The first Michael Jackson album I bought for myself was Dangerous and it still bumps to this day. By then Michael had alienated himself from some of his fans, his appearance was so changed from the handsome brown skinned boy we grew up admiring. But still, the music was undeniable. Who Is It? remains a thumping, sexy, underrated gem. The video for Remember The Time was a high budget revelation. Heal The World touched my heart and Will You Be There stayed on repeat in my little boombox for quite some time.
And then there was In The Closet, the sexiest video Michael ever made. That reignited the inner fangirl in my again.
The fall from grace came shortly thereafter. I can’t deny that the allegations of child molestation — despite his consequent acquittal didn’t make Michael hard to defend. The allegations and the trial tarnished his image while the world watched. Michael Jackson became the universal punchline for filthy jokes. And he didn’t do his own image any favors in that time, or afterwards, in that heartbreaking Martin Bashir documentary, or when he dangled his baby from the hotel window… so many times after that. He did so much to tarnish his own legacy and make even his fans question his sanity. I’d see his increasingly gaunt, increasingly wan, increasingly unrecognizable visage on television shake my head and think, oh Michael. What has become of you? What have you done to yourself? What’s happening in your mind and in your heart? Maybe even he wondered.

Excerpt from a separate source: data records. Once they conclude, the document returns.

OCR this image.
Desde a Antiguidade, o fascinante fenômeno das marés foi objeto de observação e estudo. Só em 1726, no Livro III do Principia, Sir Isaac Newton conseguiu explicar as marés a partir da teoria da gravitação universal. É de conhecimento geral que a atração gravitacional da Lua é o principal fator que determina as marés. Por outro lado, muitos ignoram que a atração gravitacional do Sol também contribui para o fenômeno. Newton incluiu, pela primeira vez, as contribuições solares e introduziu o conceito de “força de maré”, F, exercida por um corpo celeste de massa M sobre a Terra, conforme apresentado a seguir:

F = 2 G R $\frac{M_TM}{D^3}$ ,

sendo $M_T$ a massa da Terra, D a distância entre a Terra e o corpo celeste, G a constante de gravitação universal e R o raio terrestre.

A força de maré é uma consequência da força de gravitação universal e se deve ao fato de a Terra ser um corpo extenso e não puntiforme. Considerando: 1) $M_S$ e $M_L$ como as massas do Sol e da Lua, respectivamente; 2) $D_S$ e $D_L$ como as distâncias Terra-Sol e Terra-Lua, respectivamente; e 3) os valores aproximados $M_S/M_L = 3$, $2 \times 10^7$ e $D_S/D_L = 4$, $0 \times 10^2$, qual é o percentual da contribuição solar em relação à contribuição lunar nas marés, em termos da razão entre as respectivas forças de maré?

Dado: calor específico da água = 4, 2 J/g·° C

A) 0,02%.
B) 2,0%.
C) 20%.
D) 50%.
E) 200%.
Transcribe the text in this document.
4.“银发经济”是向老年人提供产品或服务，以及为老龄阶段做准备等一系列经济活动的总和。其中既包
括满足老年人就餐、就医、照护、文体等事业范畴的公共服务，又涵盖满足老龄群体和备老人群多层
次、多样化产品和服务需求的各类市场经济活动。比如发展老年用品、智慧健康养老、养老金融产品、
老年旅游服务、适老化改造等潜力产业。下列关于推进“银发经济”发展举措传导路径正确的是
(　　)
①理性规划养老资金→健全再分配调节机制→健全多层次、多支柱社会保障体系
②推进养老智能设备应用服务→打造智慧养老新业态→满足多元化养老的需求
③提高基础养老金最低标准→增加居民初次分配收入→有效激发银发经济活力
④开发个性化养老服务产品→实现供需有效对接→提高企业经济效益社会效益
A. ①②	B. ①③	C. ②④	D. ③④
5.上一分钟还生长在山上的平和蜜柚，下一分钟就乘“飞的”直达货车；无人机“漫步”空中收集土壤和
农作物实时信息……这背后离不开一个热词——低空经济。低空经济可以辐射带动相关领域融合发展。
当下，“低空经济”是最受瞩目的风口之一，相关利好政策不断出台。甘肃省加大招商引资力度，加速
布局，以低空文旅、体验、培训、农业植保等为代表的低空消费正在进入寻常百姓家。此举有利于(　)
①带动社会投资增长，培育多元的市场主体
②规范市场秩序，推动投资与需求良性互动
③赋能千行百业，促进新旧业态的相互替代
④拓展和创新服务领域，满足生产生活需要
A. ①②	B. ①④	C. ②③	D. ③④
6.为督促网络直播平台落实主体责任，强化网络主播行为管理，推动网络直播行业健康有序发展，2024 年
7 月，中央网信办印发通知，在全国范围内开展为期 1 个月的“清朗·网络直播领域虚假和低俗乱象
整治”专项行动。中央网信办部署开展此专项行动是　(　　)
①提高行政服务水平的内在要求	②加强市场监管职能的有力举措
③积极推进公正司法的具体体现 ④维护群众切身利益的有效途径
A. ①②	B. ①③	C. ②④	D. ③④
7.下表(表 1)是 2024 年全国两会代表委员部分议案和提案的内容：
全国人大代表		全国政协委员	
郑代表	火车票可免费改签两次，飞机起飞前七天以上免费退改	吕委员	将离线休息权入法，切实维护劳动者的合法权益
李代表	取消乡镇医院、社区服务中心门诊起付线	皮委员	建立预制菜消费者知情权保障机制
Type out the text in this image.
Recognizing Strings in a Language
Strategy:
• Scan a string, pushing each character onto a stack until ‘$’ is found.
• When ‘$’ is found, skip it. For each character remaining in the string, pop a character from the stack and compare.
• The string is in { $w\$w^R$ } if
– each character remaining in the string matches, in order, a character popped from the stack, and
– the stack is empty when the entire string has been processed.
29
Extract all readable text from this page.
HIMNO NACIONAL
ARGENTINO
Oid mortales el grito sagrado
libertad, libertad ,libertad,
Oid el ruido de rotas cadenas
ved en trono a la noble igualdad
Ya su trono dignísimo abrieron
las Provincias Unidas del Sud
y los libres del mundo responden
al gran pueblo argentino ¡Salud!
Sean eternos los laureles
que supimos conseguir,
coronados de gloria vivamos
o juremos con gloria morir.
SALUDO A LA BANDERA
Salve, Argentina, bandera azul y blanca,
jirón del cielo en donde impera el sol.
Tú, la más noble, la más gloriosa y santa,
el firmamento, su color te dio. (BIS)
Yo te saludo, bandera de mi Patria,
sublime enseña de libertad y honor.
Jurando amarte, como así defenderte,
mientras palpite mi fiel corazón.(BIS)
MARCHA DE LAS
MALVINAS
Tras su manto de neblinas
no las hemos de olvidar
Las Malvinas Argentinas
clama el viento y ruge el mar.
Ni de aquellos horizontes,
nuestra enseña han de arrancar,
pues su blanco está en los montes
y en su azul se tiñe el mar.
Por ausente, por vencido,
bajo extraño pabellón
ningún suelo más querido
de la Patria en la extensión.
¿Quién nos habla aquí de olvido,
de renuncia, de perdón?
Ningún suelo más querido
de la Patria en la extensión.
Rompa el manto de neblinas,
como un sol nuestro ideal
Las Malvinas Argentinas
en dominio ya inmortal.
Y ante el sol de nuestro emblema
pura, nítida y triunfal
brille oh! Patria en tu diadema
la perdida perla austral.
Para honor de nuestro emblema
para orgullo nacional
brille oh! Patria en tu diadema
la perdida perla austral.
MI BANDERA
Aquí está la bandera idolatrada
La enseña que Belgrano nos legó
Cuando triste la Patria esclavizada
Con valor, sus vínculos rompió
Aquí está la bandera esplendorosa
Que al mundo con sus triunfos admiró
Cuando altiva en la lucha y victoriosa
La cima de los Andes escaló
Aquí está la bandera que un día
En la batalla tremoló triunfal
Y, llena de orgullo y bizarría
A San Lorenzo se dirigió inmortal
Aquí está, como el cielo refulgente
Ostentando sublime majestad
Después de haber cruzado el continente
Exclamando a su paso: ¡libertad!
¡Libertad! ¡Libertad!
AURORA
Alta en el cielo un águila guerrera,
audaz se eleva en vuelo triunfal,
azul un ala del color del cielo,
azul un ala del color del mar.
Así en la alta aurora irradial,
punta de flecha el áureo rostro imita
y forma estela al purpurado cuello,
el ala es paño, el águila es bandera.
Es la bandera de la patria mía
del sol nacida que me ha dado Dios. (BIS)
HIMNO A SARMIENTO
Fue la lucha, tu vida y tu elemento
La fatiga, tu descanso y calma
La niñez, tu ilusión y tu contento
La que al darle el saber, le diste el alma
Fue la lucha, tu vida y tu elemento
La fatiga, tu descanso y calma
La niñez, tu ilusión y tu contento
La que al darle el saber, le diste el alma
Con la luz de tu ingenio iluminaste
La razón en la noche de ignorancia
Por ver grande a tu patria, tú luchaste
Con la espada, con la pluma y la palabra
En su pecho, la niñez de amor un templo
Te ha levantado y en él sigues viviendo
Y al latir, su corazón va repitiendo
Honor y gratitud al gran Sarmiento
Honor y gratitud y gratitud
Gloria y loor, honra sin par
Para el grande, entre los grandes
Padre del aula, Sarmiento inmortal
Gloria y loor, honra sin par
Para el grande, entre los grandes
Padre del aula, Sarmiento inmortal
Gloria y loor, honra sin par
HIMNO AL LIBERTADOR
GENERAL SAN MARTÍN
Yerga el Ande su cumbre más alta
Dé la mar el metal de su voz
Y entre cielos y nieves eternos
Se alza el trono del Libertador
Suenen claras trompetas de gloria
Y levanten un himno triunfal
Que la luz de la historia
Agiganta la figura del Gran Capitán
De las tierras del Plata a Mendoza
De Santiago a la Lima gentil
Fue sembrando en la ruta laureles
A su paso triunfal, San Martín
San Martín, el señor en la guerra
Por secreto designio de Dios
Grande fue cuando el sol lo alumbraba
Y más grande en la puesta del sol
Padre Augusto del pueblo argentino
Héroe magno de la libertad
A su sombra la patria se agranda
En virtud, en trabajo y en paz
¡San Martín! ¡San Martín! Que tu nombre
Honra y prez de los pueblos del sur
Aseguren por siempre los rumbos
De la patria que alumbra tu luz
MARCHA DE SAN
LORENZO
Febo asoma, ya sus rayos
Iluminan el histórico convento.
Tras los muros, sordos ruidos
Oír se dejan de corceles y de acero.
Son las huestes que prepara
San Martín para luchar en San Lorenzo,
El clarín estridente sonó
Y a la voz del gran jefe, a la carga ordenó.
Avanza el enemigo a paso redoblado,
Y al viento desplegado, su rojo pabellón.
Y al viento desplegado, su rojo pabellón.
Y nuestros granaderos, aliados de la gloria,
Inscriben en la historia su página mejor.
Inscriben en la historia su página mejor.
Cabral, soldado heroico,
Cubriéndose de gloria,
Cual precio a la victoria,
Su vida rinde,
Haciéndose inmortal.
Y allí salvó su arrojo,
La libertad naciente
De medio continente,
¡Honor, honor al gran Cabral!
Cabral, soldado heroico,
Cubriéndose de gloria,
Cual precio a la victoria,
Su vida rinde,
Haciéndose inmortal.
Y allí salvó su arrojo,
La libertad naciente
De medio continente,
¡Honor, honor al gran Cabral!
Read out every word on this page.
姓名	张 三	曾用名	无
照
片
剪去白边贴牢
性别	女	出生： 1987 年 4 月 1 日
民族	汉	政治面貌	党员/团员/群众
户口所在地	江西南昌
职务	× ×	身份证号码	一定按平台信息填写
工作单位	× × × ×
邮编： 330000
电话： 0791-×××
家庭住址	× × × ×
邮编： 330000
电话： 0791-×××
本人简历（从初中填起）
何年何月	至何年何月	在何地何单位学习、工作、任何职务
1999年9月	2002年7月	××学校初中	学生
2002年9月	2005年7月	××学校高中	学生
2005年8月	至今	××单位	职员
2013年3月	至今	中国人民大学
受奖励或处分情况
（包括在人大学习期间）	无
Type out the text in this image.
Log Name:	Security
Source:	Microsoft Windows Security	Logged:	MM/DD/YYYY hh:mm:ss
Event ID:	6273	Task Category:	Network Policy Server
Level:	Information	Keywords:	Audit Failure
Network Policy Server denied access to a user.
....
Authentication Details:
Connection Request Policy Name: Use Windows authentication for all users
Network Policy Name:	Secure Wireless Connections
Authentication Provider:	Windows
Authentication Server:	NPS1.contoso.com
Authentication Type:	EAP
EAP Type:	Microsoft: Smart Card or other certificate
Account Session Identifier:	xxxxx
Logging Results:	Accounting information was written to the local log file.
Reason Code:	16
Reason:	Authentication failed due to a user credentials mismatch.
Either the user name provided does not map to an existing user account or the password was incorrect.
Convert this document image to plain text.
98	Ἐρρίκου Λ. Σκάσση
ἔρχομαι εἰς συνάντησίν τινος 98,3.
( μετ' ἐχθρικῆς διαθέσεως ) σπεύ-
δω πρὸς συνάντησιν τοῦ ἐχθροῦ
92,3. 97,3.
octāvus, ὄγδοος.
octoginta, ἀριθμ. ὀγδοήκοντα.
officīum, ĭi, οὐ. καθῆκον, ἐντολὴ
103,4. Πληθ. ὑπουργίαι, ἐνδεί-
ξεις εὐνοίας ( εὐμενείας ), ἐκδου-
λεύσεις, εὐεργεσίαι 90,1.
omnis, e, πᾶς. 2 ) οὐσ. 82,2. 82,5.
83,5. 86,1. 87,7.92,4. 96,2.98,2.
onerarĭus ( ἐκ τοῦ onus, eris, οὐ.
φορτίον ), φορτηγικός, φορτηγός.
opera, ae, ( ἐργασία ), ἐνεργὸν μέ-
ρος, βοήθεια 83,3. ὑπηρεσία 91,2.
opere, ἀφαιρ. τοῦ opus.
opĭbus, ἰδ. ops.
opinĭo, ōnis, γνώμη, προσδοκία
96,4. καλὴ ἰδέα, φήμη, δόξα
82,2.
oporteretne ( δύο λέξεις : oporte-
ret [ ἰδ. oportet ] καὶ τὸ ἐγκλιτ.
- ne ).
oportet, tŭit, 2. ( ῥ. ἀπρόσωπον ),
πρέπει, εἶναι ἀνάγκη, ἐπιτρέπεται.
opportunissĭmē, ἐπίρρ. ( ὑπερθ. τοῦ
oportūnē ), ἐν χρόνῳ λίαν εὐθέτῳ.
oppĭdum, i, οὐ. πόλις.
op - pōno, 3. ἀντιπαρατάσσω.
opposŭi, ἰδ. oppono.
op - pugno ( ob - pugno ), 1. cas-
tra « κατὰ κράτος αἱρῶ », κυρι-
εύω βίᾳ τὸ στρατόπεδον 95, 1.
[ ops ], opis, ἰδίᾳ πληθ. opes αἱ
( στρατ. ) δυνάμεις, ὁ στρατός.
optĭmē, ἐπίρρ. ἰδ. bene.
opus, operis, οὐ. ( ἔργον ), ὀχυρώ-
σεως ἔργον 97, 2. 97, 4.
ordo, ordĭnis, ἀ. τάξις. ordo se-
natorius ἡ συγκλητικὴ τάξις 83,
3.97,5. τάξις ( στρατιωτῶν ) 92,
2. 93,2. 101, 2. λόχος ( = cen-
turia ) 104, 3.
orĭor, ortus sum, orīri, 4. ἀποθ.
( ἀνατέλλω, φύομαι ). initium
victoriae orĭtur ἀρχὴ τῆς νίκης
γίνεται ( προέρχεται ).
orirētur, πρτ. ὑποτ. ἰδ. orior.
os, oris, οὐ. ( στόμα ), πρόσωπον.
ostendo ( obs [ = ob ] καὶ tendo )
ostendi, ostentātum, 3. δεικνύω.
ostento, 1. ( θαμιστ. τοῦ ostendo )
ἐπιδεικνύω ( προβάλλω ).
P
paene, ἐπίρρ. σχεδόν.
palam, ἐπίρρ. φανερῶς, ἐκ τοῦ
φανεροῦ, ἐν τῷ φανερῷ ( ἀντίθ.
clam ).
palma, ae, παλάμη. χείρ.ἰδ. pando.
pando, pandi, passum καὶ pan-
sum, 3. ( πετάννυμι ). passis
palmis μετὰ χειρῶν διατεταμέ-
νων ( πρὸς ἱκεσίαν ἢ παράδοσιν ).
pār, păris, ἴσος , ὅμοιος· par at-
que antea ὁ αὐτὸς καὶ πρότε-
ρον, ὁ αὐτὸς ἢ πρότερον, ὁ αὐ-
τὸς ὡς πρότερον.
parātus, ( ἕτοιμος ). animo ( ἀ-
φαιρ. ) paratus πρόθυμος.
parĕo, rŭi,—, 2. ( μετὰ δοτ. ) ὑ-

Michael Jackson became Shakespearean tragedy. He became Howard Hughes. He became Citizen Kane. He became Sunset Boulevard’s Norma Desmond — terrifying, confused, detached from reality, detached from his roots, detached from what made him the world’s superstar. I was cheering for him to make a comeback, but I must admit — I did on Twitter recently, maybe 2 weeks ago — I had knots of doubt in my stomach that he had the physical ability to do so. And now, the King of Pop, the boy from Gary, Indiana who showed the world music and moves we will never forget, is dead at the age of 50. To borrow the title of one of his most maudlin songs, Gone Too Soon.
I’ve been fighting with myself to not snap like an attack dog at every online comment that disparages his name and questions his legacy. I’ve been trying to laugh off the people who seem so confident in theirknowledge of who’s got a place in hell and who doesn’t. I’ve been trying not to take it personally. But for some reason, this cuts close to the bone. That’s because his music truly was the soundtrack of my life.
So many memories, so much emotion wrapped up in his silken voice. So sad to think that he is no longer with us.
I choose to celebrate his legacy instead of express bitterness at his transgressions and strangeness. I choose to remember the time, when I fell in love. I hope in death, he finds reprieve from the physical and mental pain he so publicly endured.
Oh, Michael. All I can say is, I hope you truly do Rest In Peace.